The Sweeper: America’s Lower League Crisis Continues
In London today, USL founder and president emeritus Francisco Marcos and USL chief executive Alec Papadakis were scheduled to be hobknobbing at the prestigious Leaders in Football conference, “the world’s most exclusive football business event where 1,000 senior executives linked to International Clubs, Leagues, Federations and Brands come together to learn, network and do business.”
Let us hope Marcos and Papadakis are doing a lot of the learning part, as back in the US, the league they run is falling apart as if it were American soccer in the twentieth century.

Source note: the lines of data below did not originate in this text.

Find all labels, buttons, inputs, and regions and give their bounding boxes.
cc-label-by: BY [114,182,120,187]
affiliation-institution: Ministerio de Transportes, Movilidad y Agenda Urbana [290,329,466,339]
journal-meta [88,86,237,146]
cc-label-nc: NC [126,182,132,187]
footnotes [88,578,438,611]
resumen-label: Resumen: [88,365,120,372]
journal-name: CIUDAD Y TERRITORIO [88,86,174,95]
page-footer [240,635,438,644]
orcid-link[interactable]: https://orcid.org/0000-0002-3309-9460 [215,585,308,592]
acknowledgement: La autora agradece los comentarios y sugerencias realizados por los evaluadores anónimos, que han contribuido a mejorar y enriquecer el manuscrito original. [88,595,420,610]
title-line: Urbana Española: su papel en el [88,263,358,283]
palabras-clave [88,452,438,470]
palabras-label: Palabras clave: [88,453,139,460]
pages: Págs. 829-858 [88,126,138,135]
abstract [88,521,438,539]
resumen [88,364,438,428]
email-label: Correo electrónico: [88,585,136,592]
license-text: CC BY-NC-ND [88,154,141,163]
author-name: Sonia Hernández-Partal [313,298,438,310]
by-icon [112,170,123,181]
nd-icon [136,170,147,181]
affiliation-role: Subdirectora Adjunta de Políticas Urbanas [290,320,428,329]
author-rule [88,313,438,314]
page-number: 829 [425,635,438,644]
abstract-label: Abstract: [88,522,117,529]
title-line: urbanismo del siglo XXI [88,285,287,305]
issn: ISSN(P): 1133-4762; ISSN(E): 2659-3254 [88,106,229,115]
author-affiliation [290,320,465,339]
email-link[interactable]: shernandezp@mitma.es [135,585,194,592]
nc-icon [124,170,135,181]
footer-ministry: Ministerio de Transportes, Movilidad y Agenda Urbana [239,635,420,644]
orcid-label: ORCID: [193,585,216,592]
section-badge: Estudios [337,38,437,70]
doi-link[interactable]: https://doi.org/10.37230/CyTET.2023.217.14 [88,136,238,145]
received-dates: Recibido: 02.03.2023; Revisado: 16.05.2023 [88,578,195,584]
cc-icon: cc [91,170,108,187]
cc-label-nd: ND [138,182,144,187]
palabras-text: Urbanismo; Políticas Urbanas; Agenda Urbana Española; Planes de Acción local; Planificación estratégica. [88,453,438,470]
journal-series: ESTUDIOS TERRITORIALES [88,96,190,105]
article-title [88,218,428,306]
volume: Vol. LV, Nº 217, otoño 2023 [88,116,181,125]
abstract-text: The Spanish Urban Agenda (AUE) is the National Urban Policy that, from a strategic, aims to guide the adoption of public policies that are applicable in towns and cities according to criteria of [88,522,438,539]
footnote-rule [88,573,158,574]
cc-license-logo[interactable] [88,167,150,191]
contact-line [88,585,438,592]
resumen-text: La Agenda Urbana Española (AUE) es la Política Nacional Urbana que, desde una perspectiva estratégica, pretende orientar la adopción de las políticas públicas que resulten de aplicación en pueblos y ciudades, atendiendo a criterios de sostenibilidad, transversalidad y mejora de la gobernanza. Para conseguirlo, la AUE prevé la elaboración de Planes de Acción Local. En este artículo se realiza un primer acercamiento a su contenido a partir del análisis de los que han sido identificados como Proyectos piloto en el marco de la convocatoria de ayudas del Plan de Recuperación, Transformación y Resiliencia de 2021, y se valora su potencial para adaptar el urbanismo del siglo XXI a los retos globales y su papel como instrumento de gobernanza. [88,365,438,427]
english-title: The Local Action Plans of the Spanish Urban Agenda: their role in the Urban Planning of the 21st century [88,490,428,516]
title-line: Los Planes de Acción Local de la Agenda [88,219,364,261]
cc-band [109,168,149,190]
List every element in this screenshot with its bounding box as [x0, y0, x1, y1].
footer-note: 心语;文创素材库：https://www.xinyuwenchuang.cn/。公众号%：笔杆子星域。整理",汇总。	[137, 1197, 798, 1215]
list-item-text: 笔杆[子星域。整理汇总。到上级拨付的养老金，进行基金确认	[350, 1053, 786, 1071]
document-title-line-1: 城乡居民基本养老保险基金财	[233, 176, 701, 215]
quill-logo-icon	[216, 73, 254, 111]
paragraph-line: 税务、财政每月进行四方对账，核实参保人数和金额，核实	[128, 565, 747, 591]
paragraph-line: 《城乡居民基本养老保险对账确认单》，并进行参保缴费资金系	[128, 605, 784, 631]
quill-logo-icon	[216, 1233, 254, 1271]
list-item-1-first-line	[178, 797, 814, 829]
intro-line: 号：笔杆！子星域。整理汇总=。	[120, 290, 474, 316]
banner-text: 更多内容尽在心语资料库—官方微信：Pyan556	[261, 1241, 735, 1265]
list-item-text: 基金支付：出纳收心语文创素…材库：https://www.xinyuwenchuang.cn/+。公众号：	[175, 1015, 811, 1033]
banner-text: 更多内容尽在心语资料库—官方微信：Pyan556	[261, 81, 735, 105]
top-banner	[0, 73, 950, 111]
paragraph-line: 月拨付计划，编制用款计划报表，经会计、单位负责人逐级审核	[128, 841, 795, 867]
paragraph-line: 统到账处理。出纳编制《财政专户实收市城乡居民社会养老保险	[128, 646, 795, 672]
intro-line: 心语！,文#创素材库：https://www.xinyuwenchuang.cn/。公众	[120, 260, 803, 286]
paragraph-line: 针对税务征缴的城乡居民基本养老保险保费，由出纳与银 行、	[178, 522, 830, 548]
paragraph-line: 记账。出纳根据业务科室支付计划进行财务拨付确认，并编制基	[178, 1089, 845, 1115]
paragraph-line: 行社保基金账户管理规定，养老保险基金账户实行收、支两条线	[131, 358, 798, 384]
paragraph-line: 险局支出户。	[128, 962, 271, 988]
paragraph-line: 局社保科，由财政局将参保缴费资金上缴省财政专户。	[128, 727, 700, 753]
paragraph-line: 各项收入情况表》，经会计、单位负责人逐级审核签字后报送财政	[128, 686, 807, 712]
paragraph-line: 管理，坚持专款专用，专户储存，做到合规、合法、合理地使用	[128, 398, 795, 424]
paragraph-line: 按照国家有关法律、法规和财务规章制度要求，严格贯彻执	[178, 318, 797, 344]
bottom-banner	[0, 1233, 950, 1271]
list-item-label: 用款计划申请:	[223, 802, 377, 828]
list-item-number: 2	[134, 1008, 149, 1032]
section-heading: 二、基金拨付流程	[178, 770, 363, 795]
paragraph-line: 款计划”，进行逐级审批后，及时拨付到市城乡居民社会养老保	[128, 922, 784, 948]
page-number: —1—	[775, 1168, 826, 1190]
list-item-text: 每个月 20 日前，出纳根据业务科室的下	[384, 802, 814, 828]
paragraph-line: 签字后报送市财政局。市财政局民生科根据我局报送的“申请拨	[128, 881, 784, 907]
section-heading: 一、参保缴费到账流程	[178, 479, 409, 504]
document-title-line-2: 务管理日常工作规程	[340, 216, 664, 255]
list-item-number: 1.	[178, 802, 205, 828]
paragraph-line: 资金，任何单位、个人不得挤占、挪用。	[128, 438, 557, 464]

This is a shame, because much of what USL has achieved over the past two decades has been pretty impressive: a structure containing, in 2009, well over 100 professional and amateur clubs critical for the development of American soccer.
But since Papadakis’ Atlanta-based Nu-Rock Holdings controversially purchased USL earlier this summer from Nike, USL’s poor relations with their top flight ownership has come to the fore as we’ve noted here many times, with a number of USL-1 clubs still threatening to break-away. An emergency meeting in New York City this week called by the US Soccer Federation seems to have stabilized tensions for now.
Forgotten in the byzantine details is one simple fact: USL-1 remains the only league in the world where the team owners do not control the league. This is why when the league seems unable to even properly schedule and market its USL-1 Championship final — Away from the Numbers reports that “the date and time of the Championship final second leg remains something of a mystery” — it becomes clearer why some owners believe an overhaul is needed to professionalize and market its elite division.
- It’s amazing people are taking Jack Warner’s criticisms of England’s World Cup bids seriously. The man is hardly known as an objective and fair-minded observer of such processes without interests of his own, is he?
- Alex Ferguson’s big mouth gets a bashing, as the media complains about getting distracted by his barbs.
- Strange question marks hang over Kenya’s Football Association, accused of planning to throw their World Cup qualifier against Tunisia this week.
- England’s World Cup qualifier to be shown exclusively on Ceefax! More seriously, the debate over England’s game only appearing on the internet goes on, with many complaining it “won’t be shown down the pub with my mates.” The debate is curious — do people really think that the near future of football won’t be HD broadcasts, but will be internet streams? Surely this mess has more to do with Setanta’s collapse than any technological transformation. Of course, as Paul Doyle points out in the Guardian, at least the fuss is over the broadcast of the game and not the state of the England team, given the match is a dead rubber now anyway.
- Avram Grant’s return to Portsmouth as Director of Football is seen as simply a step towards the ousting of manager Paul Hart, and Grant’s appointment as manager.
- Happy birthday to my Chicago Fire! Peter Wilt’s reminiscence of October 8, 1997 here yesterday was a nice touch. The club has a lot of problems that frustrate me immensely as a supporter, but without its existence I wouldn’t even have met my wife or had many a great time with friends following the team across the country, so I’ll be toasting to it tonight. I hope to see those of you in Chicago out at Toyota Park to celebrate this evening.